The power belongs to the people, and only people can empower a brand. A stark contrast from how it used to be a decade or two ago when brands dictated everything from top to bottom and audiences had no say on whether to be subjected to it or not.
Luxury brands used to communicate to a certain type of customer, their particular archetype. However, today, communities are dynamic, flowing, and varied. There are no longer just one or two types of luxury consumers. Nowadays, there is an ample variety of luxury consumers, each with its own types of lifestyle and priorities. No one type of communication will cater to 100% of a brand’s luxury audience. Consequently, brands need more than one strategy for more than one target audience.
New age luxury has to prove itself
We live in the age of information so today’s audiences have access to details about the inner working of brands and their previously inaccessible production processes. It is no longer solely up to brands to tell their story. What we mean by this is that the public now has the ability to corroborate what brands tell them, and expect to see veritable action by brands. Intentions and empty promises just don’t do the trick anymore, particularly when it comes to sustainability and corporate responsibility.
Luxury used to be about a facade, new age luxury is about substance so give your audience substance or they’ll figure out you’re as good as a wooden nickel sooner or later.
New age luxury is not luxury if it isn’t sustainable anymore
We’ve said it before and we’ll say it again just in case you’ve been living under a rock for the past few years. Persistently scaling positions in the priority ladder of the new age luxury consumer we have sustainability. New age luxury brands don’t even get points for being sustainable anymore, it’s expected. Rather they lose points for not being sustainable.
The new luxury consumer can afford sustainability, and at this point, it seems like society is finally waking up to the urgency of the matter.
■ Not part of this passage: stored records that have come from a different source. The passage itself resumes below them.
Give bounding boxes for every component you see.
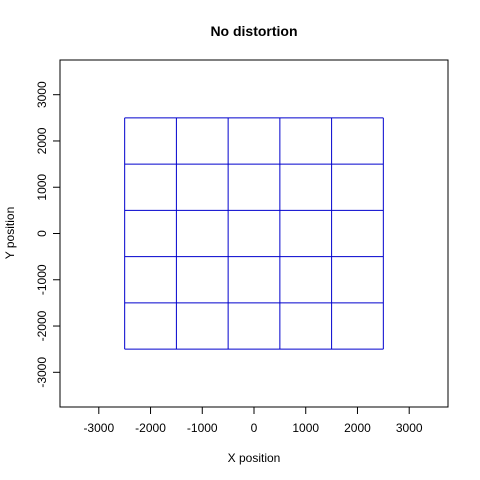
distortion-grid: [124, 117, 384, 350]
y-tick-label-5: 2000: [35, 127, 49, 154]
x-axis: -3000 -2000 -1000 0 1000 2000 3000: [83, 406, 423, 435]
y-tick-label-6: 3000: [35, 81, 49, 108]
y-tick-label-3: 0: [35, 230, 49, 237]
x-tick-label-0: -3000: [83, 421, 114, 435]
x-axis-label: X position: [228, 451, 281, 465]
y-tick-label-0: -3000: [35, 357, 49, 388]
y-tick-label-4: 1000: [35, 174, 49, 201]
y-tick-label-1: -2000: [35, 310, 49, 341]
x-tick-label-6: 3000: [396, 421, 423, 435]
y-axis-label: Y position: [3, 207, 17, 259]
y-tick-label-2: -1000: [35, 264, 49, 295]
x-tick-label-1: -2000: [135, 421, 166, 435]
x-tick-label-5: 2000: [344, 421, 371, 435]
x-tick-label-2: -1000: [187, 421, 218, 435]
plot-frame: [59, 59, 449, 408]
y-axis: -3000 -2000 -1000 0 1000 2000 3000: [35, 81, 61, 388]
chart-title: No distortion: [210, 23, 297, 39]
x-tick-label-4: 1000: [292, 421, 319, 435]
x-tick-label-3: 0: [251, 421, 258, 435]
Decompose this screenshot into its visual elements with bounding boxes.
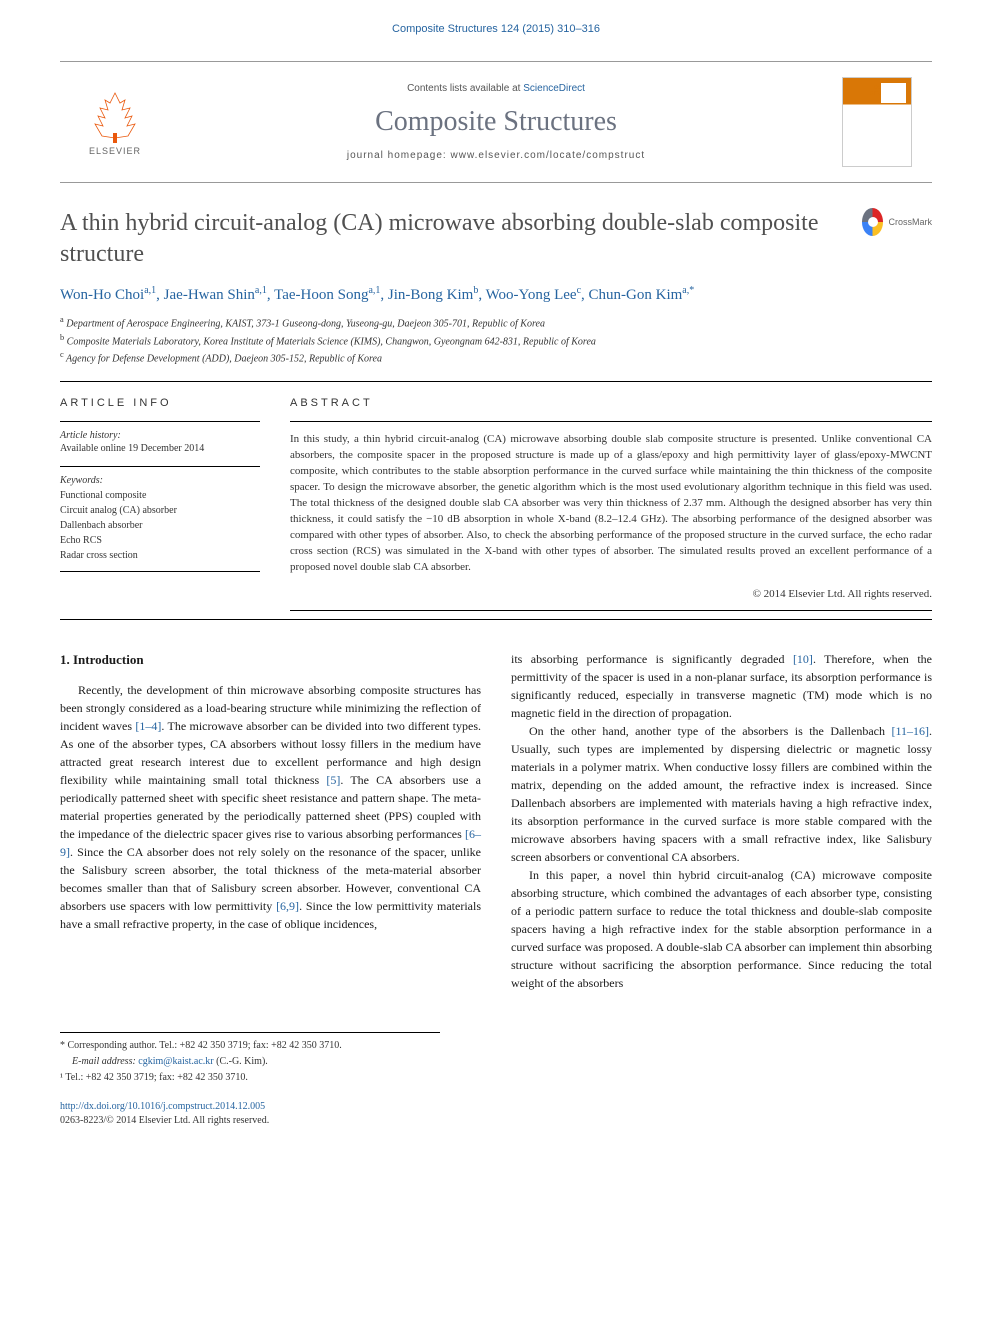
abstract-section: ABSTRACT In this study, a thin hybrid ci… bbox=[290, 382, 932, 618]
email-link[interactable]: cgkim@kaist.ac.kr bbox=[138, 1056, 213, 1067]
ref-link[interactable]: [5] bbox=[326, 773, 340, 787]
email-note: E-mail address: cgkim@kaist.ac.kr (C.-G.… bbox=[60, 1055, 440, 1069]
author-name: Woo-Yong Lee bbox=[486, 287, 577, 303]
author-name: Jae-Hwan Shin bbox=[164, 287, 255, 303]
article-info-heading: ARTICLE INFO bbox=[60, 397, 260, 409]
homepage-url[interactable]: www.elsevier.com/locate/compstruct bbox=[451, 150, 646, 161]
article-title: A thin hybrid circuit-analog (CA) microw… bbox=[60, 208, 862, 270]
journal-homepage: journal homepage: www.elsevier.com/locat… bbox=[150, 150, 842, 161]
body-paragraph: In this paper, a novel thin hybrid circu… bbox=[511, 866, 932, 992]
issn-copyright: 0263-8223/© 2014 Elsevier Ltd. All right… bbox=[60, 1115, 269, 1126]
tel-note: ¹ Tel.: +82 42 350 3719; fax: +82 42 350… bbox=[60, 1071, 440, 1085]
author-affil-sup: a,* bbox=[682, 285, 694, 296]
crossmark-badge[interactable]: CrossMark bbox=[862, 208, 932, 236]
journal-name: Composite Structures bbox=[150, 106, 842, 138]
author-affil-sup: a,1 bbox=[368, 285, 380, 296]
body-paragraph: Recently, the development of thin microw… bbox=[60, 681, 481, 933]
column-left: 1. Introduction Recently, the developmen… bbox=[60, 650, 481, 992]
journal-cover-thumbnail: COMPOSITE STRUCTURES bbox=[842, 77, 912, 167]
keyword-item: Dallenbach absorber bbox=[60, 518, 260, 533]
keyword-item: Echo RCS bbox=[60, 533, 260, 548]
elsevier-tree-icon bbox=[90, 88, 140, 143]
elsevier-logo: ELSEVIER bbox=[80, 82, 150, 162]
history-text: Available online 19 December 2014 bbox=[60, 443, 260, 454]
doi-footer: http://dx.doi.org/10.1016/j.compstruct.2… bbox=[60, 1100, 932, 1128]
contents-line: Contents lists available at ScienceDirec… bbox=[150, 83, 842, 94]
author-affil-sup: a,1 bbox=[144, 285, 156, 296]
keyword-item: Functional composite bbox=[60, 488, 260, 503]
keywords-list: Functional compositeCircuit analog (CA) … bbox=[60, 488, 260, 563]
copyright-line: © 2014 Elsevier Ltd. All rights reserved… bbox=[290, 588, 932, 600]
author-affil-sup: c bbox=[577, 285, 581, 296]
author-name: Won-Ho Choi bbox=[60, 287, 144, 303]
authors-list: Won-Ho Choia,1, Jae-Hwan Shina,1, Tae-Ho… bbox=[60, 285, 932, 304]
body-paragraph: its absorbing performance is significant… bbox=[511, 650, 932, 722]
sciencedirect-link[interactable]: ScienceDirect bbox=[523, 83, 585, 94]
affiliations-list: a Department of Aerospace Engineering, K… bbox=[60, 314, 932, 366]
author-affil-sup: a,1 bbox=[255, 285, 267, 296]
ref-link[interactable]: [6,9] bbox=[276, 899, 299, 913]
footnotes: * Corresponding author. Tel.: +82 42 350… bbox=[60, 1032, 440, 1085]
author-name: Tae-Hoon Song bbox=[274, 287, 368, 303]
crossmark-label: CrossMark bbox=[888, 217, 932, 227]
abstract-heading: ABSTRACT bbox=[290, 397, 932, 409]
column-right: its absorbing performance is significant… bbox=[511, 650, 932, 992]
author-name: Jin-Bong Kim bbox=[388, 287, 473, 303]
body-paragraph: On the other hand, another type of the a… bbox=[511, 722, 932, 866]
doi-link[interactable]: http://dx.doi.org/10.1016/j.compstruct.2… bbox=[60, 1101, 265, 1112]
journal-header-box: ELSEVIER Contents lists available at Sci… bbox=[60, 61, 932, 183]
history-label: Article history: bbox=[60, 430, 260, 441]
corresponding-author-note: * Corresponding author. Tel.: +82 42 350… bbox=[60, 1039, 440, 1053]
keywords-label: Keywords: bbox=[60, 475, 260, 486]
abstract-text: In this study, a thin hybrid circuit-ana… bbox=[290, 432, 932, 575]
section-divider bbox=[60, 619, 932, 620]
ref-link[interactable]: [10] bbox=[793, 652, 813, 666]
introduction-heading: 1. Introduction bbox=[60, 650, 481, 670]
ref-link[interactable]: [11–16] bbox=[891, 724, 929, 738]
body-two-column: 1. Introduction Recently, the developmen… bbox=[60, 650, 932, 992]
ref-link[interactable]: [1–4] bbox=[135, 719, 161, 733]
ref-link[interactable]: [6–9] bbox=[60, 827, 481, 859]
keyword-item: Radar cross section bbox=[60, 548, 260, 563]
journal-reference: Composite Structures 124 (2015) 310–316 bbox=[392, 23, 600, 35]
article-info-sidebar: ARTICLE INFO Article history: Available … bbox=[60, 382, 260, 618]
elsevier-label: ELSEVIER bbox=[89, 146, 141, 156]
keyword-item: Circuit analog (CA) absorber bbox=[60, 503, 260, 518]
author-affil-sup: b bbox=[473, 285, 478, 296]
author-name: Chun-Gon Kim bbox=[589, 287, 683, 303]
crossmark-icon bbox=[862, 208, 883, 236]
Therefore, the new luxury consumer, which as mentioned is informed and well aware of the countless ways in which a brand can integrate sustainability in their production process, will go for the sustainable option. More importantly, and this is particularly truer among younger audiences, a customer is more likely to praise, recommend, and publicly showcase a product if it is sustainable. Why? The answer is simple and ties in with what we’ve been saying this whole time. By purchasing the sustainable alternative and showing it on social media or to one’s group of friends and family, the customer is announcing that they themselves live sustainably.
See it to believe it, someone needs to practice what you preach
Celebrity and real-life culture have also had a major impact on the decision-making process of the new age luxury consumer. While celebrity influence on swaying public opinion toward a product isn’t entirely new, with the rise and complete and utter intertwining of social media with our lives, if you want audiences to truly understand, and maybe even believe, that your brand is genuinely synonymous with luxury, you best make sure that someone with a big platform and a respectable track record as luxury consumer engages with your brand.
One thing stays the same, the inherent quality of luxury
Despite the transformation endured by luxury over the past decade or two, there is one element that is crucial to any luxury brand which has remained untouched. And that would be quality. It does not matter which product or service you sell, without quality you simply cannot be considered a luxury. Quality is what luxury is built on. You might need everything we just mentioned to thrive in the luxury market, but you need quality to enter it in the first place.